Encore de nombreuses zones d’ombre
Présente pour porter la voix de l’exécutif, la chercheuse spécialiste de l’IA Anne Bouverot a reconnu que l’utilisation de l’intelligence artificielle comportait encore de nombreuses inconnues. «C’est un domaine dans lequel personne n’a encore toutes les réponses», a‑t‑elle admis, tout en présentant l’IA comme une «révolution économique» susceptible d’améliorer la productivité.
Ses propos étaient moins alarmistes que lors du Sommet pour l’action sur l’intelligence artificielle tenu à Paris en février, où avait été annoncée la création d’une coalition pour une IA durable et l’objectif de «réconcilier la transition numérique avec la transition écologique».
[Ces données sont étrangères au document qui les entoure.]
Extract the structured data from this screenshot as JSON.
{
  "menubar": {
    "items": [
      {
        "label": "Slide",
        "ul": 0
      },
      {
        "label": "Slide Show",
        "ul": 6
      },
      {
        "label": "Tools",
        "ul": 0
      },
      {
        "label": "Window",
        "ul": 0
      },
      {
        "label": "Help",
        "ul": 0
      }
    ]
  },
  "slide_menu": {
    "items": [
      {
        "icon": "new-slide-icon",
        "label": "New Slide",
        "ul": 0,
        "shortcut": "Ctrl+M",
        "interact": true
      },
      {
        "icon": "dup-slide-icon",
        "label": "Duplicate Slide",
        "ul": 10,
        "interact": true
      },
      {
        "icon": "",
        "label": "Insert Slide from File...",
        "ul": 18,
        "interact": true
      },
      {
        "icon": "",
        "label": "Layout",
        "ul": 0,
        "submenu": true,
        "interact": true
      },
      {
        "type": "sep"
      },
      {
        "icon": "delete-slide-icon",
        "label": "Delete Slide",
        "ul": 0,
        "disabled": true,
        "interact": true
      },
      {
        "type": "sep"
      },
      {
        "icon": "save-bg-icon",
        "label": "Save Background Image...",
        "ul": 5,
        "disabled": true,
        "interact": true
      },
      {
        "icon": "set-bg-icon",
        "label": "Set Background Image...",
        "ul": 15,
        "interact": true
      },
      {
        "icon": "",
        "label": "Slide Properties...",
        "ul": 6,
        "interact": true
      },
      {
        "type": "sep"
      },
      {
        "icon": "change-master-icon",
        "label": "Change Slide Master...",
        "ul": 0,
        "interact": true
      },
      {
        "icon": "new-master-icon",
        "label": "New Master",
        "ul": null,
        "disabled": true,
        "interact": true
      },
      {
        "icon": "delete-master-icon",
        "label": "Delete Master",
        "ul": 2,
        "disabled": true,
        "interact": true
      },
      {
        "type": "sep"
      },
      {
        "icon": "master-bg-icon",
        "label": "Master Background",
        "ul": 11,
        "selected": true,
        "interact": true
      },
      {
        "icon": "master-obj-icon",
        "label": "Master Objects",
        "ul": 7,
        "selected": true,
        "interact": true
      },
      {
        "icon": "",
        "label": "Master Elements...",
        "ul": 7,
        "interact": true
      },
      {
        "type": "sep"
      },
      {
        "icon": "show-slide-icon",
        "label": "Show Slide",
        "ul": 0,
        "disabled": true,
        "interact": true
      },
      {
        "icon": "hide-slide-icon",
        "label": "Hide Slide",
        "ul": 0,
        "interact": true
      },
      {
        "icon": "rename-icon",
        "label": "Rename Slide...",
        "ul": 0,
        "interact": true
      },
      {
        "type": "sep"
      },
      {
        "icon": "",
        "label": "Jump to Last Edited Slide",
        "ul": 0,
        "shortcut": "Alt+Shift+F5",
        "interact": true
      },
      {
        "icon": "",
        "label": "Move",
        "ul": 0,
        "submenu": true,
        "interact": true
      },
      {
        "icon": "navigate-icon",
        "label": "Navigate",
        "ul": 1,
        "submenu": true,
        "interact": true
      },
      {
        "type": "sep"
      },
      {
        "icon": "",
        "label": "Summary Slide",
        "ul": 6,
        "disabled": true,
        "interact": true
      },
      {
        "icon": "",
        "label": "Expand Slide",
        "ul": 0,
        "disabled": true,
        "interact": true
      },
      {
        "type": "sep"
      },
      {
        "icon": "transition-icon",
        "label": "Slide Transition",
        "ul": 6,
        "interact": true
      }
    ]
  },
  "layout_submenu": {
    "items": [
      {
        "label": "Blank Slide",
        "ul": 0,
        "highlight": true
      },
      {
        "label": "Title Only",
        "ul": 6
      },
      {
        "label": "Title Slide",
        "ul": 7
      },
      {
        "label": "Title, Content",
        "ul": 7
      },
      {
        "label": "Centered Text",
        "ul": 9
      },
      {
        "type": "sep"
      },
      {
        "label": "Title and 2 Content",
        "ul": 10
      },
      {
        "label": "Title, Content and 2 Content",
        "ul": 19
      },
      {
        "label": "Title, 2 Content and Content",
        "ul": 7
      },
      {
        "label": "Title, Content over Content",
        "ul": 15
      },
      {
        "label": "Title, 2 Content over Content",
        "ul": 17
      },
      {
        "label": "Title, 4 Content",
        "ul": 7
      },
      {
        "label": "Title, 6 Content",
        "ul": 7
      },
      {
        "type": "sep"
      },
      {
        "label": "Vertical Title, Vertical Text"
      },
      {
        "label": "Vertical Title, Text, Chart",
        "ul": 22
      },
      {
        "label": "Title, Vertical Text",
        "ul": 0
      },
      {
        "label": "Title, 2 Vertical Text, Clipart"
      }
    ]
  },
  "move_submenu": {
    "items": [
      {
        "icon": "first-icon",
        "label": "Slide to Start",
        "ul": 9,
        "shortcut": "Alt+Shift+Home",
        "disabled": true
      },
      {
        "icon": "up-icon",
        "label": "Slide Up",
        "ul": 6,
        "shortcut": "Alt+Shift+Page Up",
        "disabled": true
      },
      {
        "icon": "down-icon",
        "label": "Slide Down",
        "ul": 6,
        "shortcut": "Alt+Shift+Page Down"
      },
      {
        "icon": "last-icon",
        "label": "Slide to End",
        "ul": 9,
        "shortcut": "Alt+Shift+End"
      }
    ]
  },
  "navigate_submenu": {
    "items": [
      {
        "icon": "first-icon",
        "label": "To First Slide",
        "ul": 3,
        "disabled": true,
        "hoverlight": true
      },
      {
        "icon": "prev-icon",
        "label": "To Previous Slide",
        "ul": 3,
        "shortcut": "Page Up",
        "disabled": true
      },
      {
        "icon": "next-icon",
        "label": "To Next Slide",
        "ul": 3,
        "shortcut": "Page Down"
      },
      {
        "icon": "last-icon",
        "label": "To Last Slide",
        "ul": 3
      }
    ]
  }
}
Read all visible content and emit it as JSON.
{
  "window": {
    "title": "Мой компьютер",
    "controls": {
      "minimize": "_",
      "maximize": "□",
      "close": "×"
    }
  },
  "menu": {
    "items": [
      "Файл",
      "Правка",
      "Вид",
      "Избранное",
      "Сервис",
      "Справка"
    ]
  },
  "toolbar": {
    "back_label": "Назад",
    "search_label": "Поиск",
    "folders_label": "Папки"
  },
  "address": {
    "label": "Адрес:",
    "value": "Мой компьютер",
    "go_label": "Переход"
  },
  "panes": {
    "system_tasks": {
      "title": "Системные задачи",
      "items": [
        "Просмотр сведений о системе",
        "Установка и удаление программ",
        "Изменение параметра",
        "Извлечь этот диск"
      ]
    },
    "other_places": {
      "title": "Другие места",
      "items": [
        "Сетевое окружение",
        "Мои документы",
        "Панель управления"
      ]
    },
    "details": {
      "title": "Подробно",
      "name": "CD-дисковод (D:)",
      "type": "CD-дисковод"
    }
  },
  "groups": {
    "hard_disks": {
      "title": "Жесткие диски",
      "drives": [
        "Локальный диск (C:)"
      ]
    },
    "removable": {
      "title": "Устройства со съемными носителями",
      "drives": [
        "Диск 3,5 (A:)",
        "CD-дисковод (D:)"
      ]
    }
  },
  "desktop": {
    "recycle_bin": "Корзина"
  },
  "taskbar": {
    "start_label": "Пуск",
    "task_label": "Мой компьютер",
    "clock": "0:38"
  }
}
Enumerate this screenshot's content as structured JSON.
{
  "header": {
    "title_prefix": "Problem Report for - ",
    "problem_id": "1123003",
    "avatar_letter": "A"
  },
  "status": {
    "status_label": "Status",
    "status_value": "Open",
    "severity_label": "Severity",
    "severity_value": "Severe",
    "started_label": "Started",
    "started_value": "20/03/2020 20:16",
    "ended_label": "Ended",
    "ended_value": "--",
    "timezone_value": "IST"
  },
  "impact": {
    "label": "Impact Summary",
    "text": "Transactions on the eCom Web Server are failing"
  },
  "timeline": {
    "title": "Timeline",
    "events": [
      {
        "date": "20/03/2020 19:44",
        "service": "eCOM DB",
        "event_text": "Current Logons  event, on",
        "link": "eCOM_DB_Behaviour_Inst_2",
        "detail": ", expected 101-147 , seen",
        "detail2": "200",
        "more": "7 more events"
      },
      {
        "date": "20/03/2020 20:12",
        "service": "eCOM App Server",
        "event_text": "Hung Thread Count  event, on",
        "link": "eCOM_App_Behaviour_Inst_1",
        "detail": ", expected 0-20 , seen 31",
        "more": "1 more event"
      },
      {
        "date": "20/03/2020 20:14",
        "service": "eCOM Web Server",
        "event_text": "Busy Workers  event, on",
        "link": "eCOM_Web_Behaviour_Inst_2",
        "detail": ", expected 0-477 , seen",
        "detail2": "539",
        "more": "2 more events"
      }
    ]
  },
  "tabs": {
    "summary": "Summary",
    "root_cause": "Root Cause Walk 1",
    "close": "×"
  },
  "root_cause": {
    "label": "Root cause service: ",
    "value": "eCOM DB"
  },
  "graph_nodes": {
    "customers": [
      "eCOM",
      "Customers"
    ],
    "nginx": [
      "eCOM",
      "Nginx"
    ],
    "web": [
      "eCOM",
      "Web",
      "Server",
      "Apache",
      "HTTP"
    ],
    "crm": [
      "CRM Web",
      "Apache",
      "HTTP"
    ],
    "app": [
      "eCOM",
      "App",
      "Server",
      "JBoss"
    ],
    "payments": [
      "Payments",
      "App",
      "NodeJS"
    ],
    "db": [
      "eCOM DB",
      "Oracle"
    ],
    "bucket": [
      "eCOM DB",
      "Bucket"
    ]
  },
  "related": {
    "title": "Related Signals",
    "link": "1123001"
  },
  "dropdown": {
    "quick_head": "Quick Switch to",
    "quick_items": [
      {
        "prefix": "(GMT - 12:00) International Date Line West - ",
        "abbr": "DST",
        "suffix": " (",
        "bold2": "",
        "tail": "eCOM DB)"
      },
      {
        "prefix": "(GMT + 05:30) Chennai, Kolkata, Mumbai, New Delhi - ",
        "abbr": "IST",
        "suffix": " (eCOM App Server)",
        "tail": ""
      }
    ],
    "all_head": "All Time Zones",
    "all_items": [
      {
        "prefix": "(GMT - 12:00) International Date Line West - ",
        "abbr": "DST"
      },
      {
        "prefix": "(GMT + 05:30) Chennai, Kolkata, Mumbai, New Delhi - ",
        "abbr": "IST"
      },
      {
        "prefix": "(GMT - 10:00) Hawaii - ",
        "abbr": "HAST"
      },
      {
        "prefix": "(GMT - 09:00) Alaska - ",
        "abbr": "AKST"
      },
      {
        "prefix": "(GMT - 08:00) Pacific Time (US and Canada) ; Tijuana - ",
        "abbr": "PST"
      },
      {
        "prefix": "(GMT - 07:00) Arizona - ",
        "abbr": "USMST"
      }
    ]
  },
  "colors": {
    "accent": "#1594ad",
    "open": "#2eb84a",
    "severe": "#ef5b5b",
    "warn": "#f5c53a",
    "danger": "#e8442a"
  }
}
«On n’a pas de quoi être fiers»
Le mathématicien Cédric Villani, multiprimé et ancien député, a, lui, fustigé certains usages de l’IA. «Aujourd’hui, on n’a pas de quoi être fiers du chemin qu’on est en train de prendre avec l’IA, par rapport à l’environnement. En termes d’écologie, c’est encore pire que ce qu’on pouvait craindre en 2018», a‑t‑il déclaré, renvoyant au rapport sur l’intelligence artificielle qu’il avait remis en 2018 (rapport).
Dans sa ligne de mire : la consommation énergétique des data centers et les risques de conflits d’usage autour d’une énergie limitée. «C’est une nouvelle calamiteuse pour l’environnement et l’écologie en général», a‑t‑il répété, avertissant que l’énergie deviendra un enjeu de répartition entre usages concurrents.
Vers une «explosion» de la consommation
À quelques jours de la publication du dernier rapport du think tank le Shift Project, la question écologique a logiquement dominé les échanges. Alexandre Theve, directeur R & D du Shift Project et coauteur du rapport, a alerté sur les tendances actuelles : «Les tendances actuelles d’usage nous mènent vraiment vers une explosion en matière de consommation d’énergie. Ce qui nous éloigne de nos ambitions et objectifs climatiques.» Le rapport complet est accessible (PDF).
Dans un monde de ressources limitées, la filière devra arbitrer entre usages concurrents de l’énergie, rejoignant l’inquiétude exprimée par plusieurs intervenants quant aux conflits d’usage à venir.
Une consommation électrique doublée en cinq ans
Selon le rapport du Shift Project publié le 1er octobre, la consommation électrique des data centers pourrait atteindre entre 1 250 et 1 500 TWh en 2030, contre 530 TWh en 2023 — soit plus du double. Cette hausse exponentielle est en grande partie attribuée à la prolifération des programmes d’intelligence artificielle.
Si, aujourd’hui, la consommation des data centers représente environ 15 % de la consommation électrique mondiale liée au numérique, elle pourrait atteindre 35 % à 55 % d’ici cinq ans. En France, on recense déjà plus de 300 data centers qui expliqueraient 50 % des 4,4 % que représente le numérique dans l’empreinte carbone nationale, soit l’équivalent des émissions totales du secteur des poids lourds.